Coton, polyester, mélanges : quel tissu tient le mieux le DTF ?

"Est-ce que ça va tenir sur mon tissu ?" C'est la question qu'on me pose le plus souvent avant une commande de transferts DTF. Bonne nouvelle : le DTF s'applique sur presque tout, du coton au cuir en passant par le softshell. Mauvaise nouvelle : "pouvoir s'appliquer" et "bien tenir 50 lavages sans craquer" sont deux choses très différentes. La chaleur, la pression et l'adhésif ne réagissent pas pareil selon la structure du tissu.

Le coton, la valeur sûre

Le coton reste le tissu roi pour le DTF, et ce n'est pas un hasard marketing.

Pourquoi le coton absorbe si bien la colle

C'est une fibre naturelle, végétale, hydrophile et poreuse. Cette porosité, c'est exactement ce qui permet à la colle thermofusible de s'ancrer en profondeur dans les fibres, pas juste en surface comme sur un tissu lisse. Résultat : un transfert bien posé sur du coton encaisse plus de 50 lavages à 40°C sans s'écailler ni fissurer. 

Autre atout : le coton ne contient aucun colorant susceptible de se vaporiser sous la chaleur de la presse, contrairement à certaines fibres synthétiques teintes en profondeur.

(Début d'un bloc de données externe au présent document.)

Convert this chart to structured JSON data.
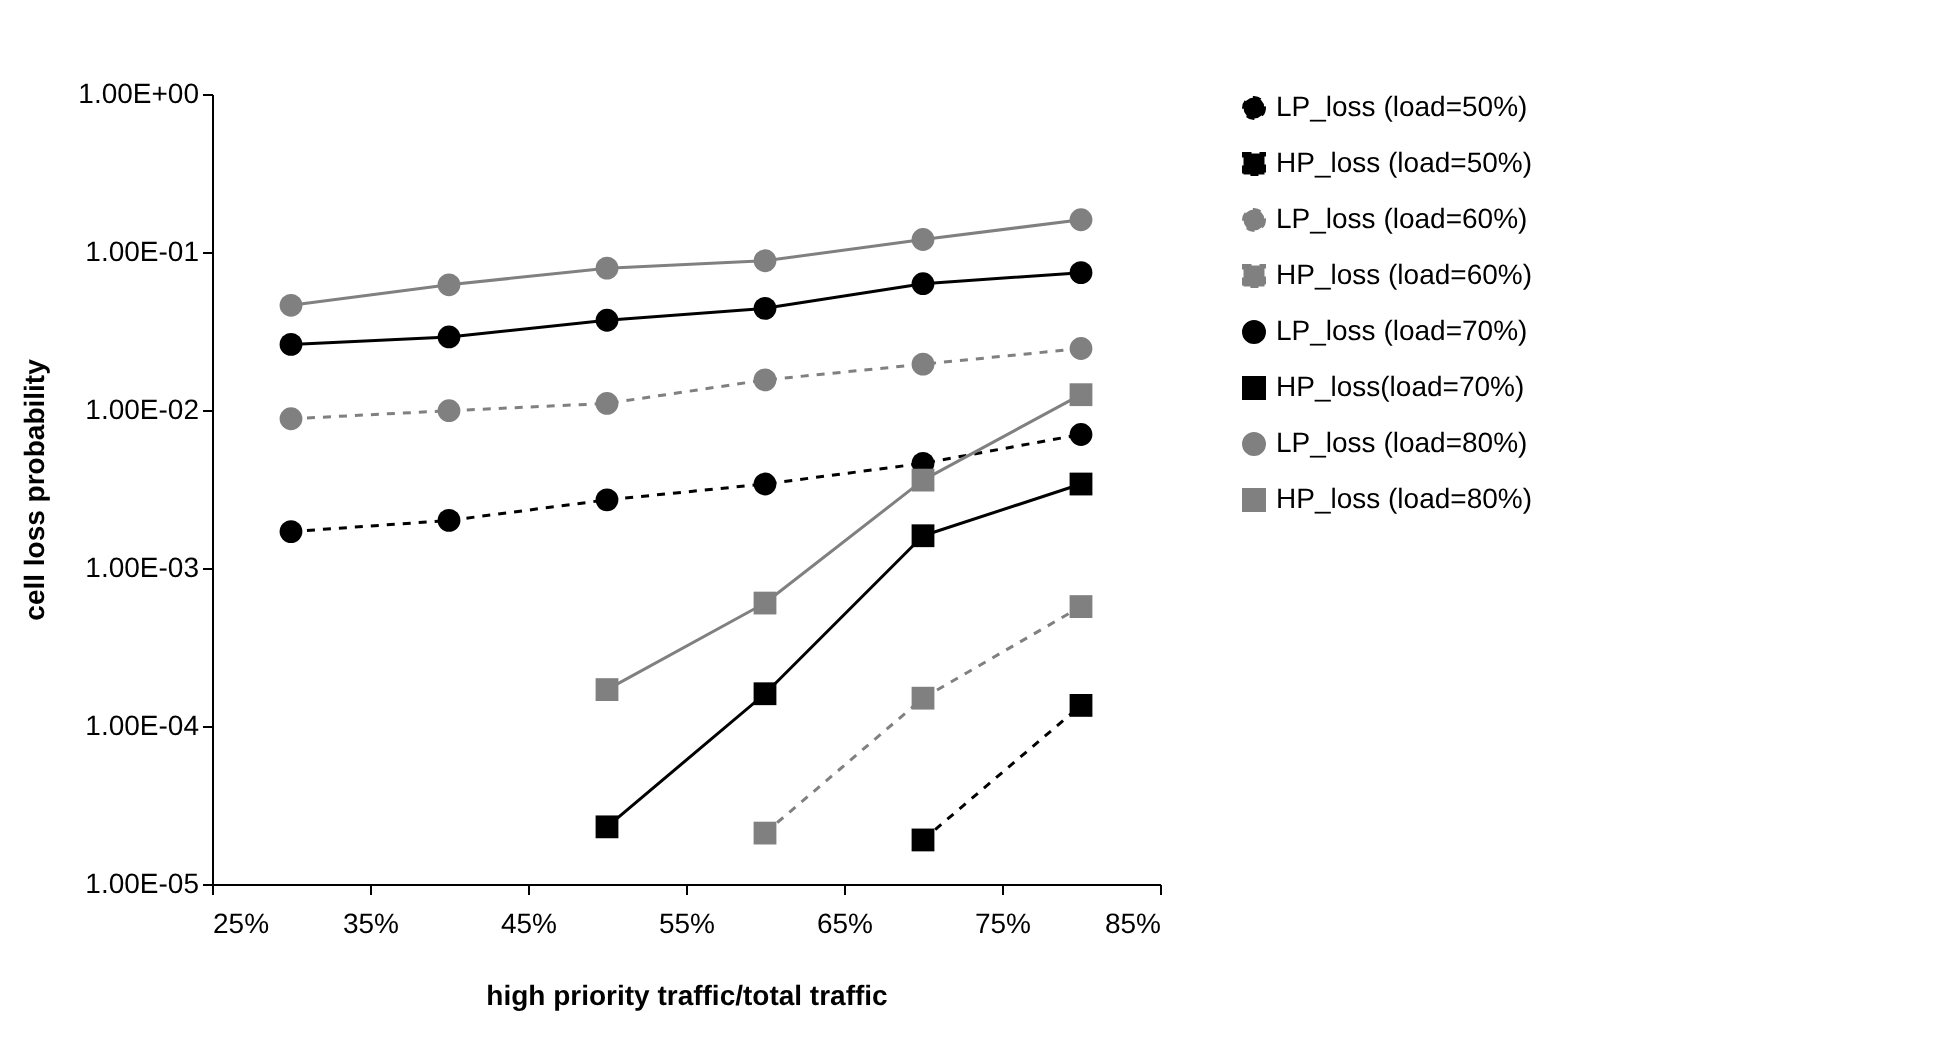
{
  "chart_data": {
    "type": "line",
    "xlabel": "high priority traffic/total traffic",
    "ylabel": "cell loss probability",
    "log": "y",
    "grid": false,
    "legend": "right",
    "x": [
      30,
      40,
      50,
      60,
      70,
      80
    ],
    "xlim": [
      25,
      85
    ],
    "xticks": [
      {
        "value": 25,
        "label": "25%"
      },
      {
        "value": 35,
        "label": "35%"
      },
      {
        "value": 45,
        "label": "45%"
      },
      {
        "value": 55,
        "label": "55%"
      },
      {
        "value": 65,
        "label": "65%"
      },
      {
        "value": 75,
        "label": "75%"
      },
      {
        "value": 85,
        "label": "85%"
      }
    ],
    "ylim": [
      1e-05,
      1
    ],
    "yticks": [
      {
        "value": 1e-05,
        "label": "1.00E-05"
      },
      {
        "value": 0.0001,
        "label": "1.00E-04"
      },
      {
        "value": 0.001,
        "label": "1.00E-03"
      },
      {
        "value": 0.01,
        "label": "1.00E-02"
      },
      {
        "value": 0.1,
        "label": "1.00E-01"
      },
      {
        "value": 1,
        "label": "1.00E+00"
      }
    ],
    "series": [
      {
        "name": "LP_loss (load=50%)",
        "color": "#000000",
        "marker": "circle",
        "line_style": "dashed",
        "values": [
          0.0017,
          0.002,
          0.0027,
          0.0034,
          0.0046,
          0.007
        ]
      },
      {
        "name": "HP_loss (load=50%)",
        "color": "#000000",
        "marker": "square",
        "line_style": "dashed",
        "values": [
          null,
          null,
          null,
          null,
          1.9e-05,
          0.000135
        ]
      },
      {
        "name": "LP_loss (load=60%)",
        "color": "#808080",
        "marker": "circle",
        "line_style": "dashed",
        "values": [
          0.0088,
          0.0099,
          0.011,
          0.0155,
          0.0195,
          0.0245
        ]
      },
      {
        "name": "HP_loss (load=60%)",
        "color": "#808080",
        "marker": "square",
        "line_style": "dashed",
        "values": [
          null,
          null,
          null,
          2.1e-05,
          0.00015,
          0.00057
        ]
      },
      {
        "name": "LP_loss (load=70%)",
        "color": "#000000",
        "marker": "circle",
        "line_style": "solid",
        "values": [
          0.026,
          0.029,
          0.037,
          0.044,
          0.063,
          0.074
        ]
      },
      {
        "name": "HP_loss(load=70%)",
        "color": "#000000",
        "marker": "square",
        "line_style": "solid",
        "values": [
          null,
          null,
          2.3e-05,
          0.00016,
          0.0016,
          0.0034
        ]
      },
      {
        "name": "LP_loss (load=80%)",
        "color": "#808080",
        "marker": "circle",
        "line_style": "solid",
        "values": [
          0.046,
          0.062,
          0.079,
          0.088,
          0.12,
          0.16
        ]
      },
      {
        "name": "HP_loss (load=80%)",
        "color": "#808080",
        "marker": "square",
        "line_style": "solid",
        "values": [
          null,
          null,
          0.00017,
          0.0006,
          0.0036,
          0.0125
        ]
      }
    ]
  }
}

C'est la matière de référence pour les t-shirts personnalisés, sweats, tote-bags, vêtements de travail : tout ce qui passe régulièrement en machine.

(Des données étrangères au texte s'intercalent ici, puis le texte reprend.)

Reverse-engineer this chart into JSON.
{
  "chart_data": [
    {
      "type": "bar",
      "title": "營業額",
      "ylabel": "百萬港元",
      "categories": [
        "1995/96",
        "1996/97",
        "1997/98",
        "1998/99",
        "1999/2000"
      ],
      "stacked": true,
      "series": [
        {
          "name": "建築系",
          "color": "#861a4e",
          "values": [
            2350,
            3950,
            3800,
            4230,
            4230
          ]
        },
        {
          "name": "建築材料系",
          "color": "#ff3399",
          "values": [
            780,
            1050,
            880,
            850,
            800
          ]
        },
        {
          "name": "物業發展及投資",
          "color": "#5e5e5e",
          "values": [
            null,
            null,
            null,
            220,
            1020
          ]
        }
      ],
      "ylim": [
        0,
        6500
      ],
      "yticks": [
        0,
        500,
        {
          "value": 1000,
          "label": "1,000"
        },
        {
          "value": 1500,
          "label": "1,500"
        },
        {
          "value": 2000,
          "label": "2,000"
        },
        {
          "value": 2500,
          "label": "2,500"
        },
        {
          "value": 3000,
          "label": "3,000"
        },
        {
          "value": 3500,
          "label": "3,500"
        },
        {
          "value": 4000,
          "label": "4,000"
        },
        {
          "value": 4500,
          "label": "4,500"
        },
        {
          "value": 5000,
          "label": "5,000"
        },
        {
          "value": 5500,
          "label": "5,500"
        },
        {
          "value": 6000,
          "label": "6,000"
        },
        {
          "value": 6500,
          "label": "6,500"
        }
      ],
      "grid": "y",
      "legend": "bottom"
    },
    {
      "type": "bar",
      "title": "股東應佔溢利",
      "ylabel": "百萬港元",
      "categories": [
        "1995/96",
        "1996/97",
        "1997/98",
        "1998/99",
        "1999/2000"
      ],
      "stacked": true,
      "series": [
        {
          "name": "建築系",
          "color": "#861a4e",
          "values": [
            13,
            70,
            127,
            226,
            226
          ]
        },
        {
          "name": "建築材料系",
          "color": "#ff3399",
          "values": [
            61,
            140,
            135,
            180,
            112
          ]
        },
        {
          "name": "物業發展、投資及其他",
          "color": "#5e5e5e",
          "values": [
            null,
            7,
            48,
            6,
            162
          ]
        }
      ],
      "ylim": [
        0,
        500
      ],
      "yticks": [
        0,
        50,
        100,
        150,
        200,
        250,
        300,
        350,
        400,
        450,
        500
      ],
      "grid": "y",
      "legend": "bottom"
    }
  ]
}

Bref, c’est le tissu préféré des spécialistes en marquage textile comme Brodream.fr

La seule vraie limite : le peluchage

Sur un coton bas de gamme, les petites fibres peuvent remonter à travers la couche d'encre blanche après plusieurs lavages, et donner un aspect légèrement duveteux au motif. 

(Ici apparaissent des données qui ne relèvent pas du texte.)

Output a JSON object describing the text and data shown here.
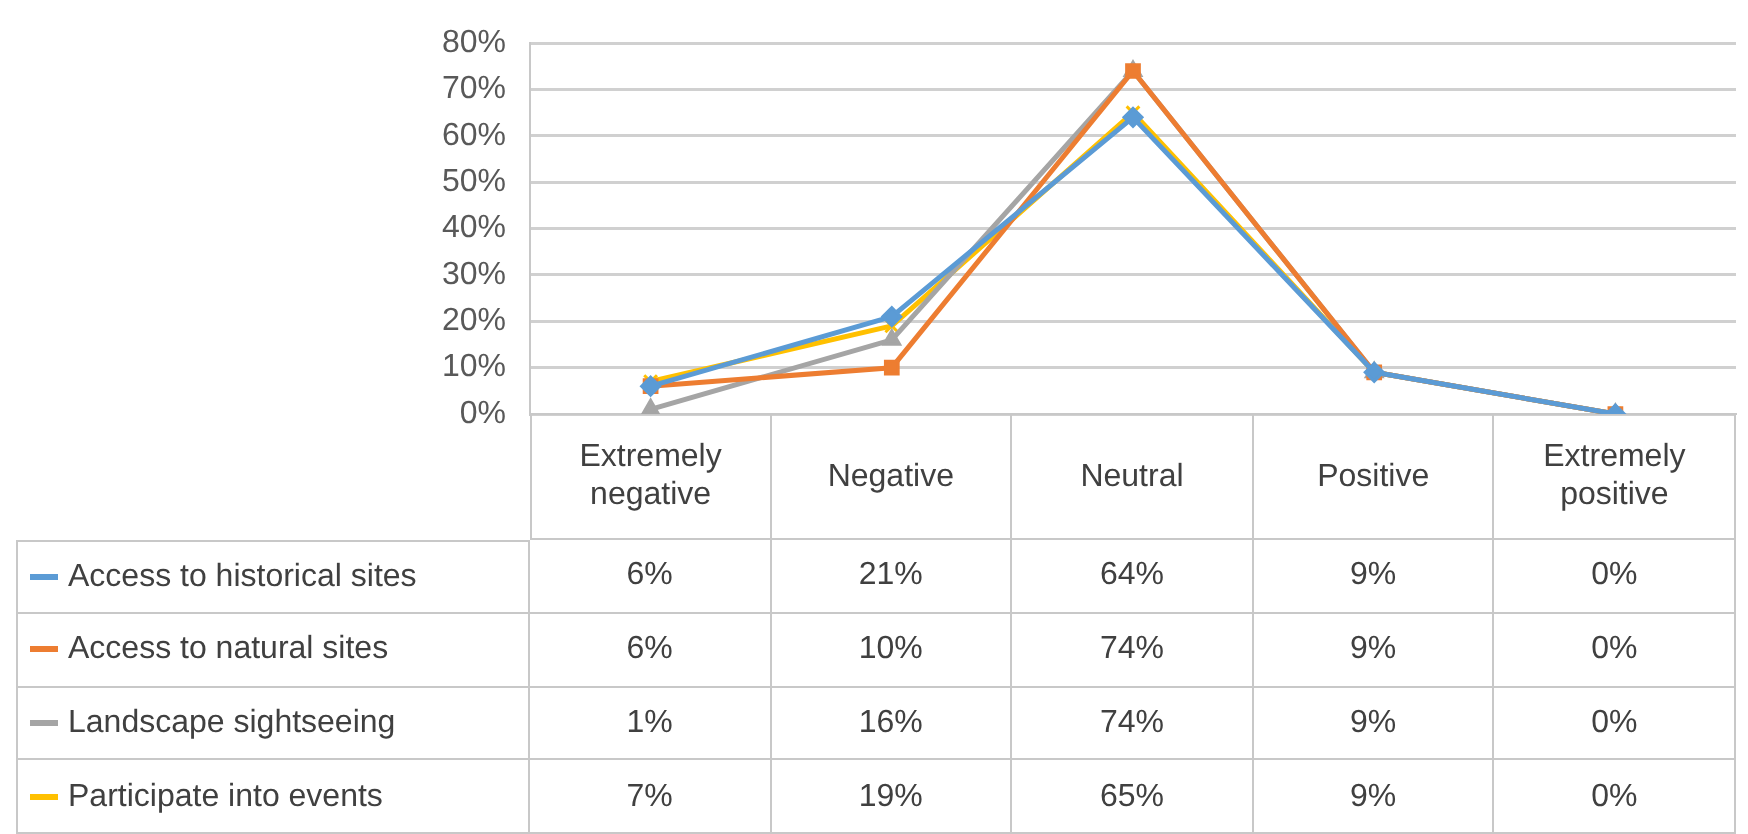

Ce n'est pas un problème d'impression, c'est un problème de matière première : la qualité du tissu de base compte autant que le réglage de ta presse. Un coton 180g/m² bien tissé donnera toujours un meilleur rendu dans la durée qu'un coton fin et lâche, même avec la même encre et le même film.

Le polyester : brillant au début, capricieux ensuite

Le polyester est une fibre synthétique dérivée du pétrole, très utilisée en vêtements de sport. Sa surface est lisse, imperméable, non poreuse. L'encre reste donc en surface plutôt que de pénétrer la fibre, ce qui donne un rendu initial très flatteur, très brillant, presque plus net que sur coton.

Le problème numéro un : la migration des colorants

Sur les tissus sombres ou colorés en polyester, les colorants du tissu peuvent migrer dans l'encre du transfert sous l'effet de la chaleur. C'est le vrai point faible de cette matière. 

Le motif semble parfait à la sortie de la presse, puis vire de couleur au bout de quelques lavages, ou développe un halo teinté autour des zones claires. C'est un phénomène qui prend du temps à se manifester, donc facile à rater lors d'un contrôle qualité pressé.

Régler sa presse pour le polyester

Une chaleur trop forte accélère la migration des colorants. Vise une presse entre 130 et 138°C, avec une pression moyenne à forte pendant 10 à 12 secondes, contre des réglages souvent plus élevés utilisés sur coton. 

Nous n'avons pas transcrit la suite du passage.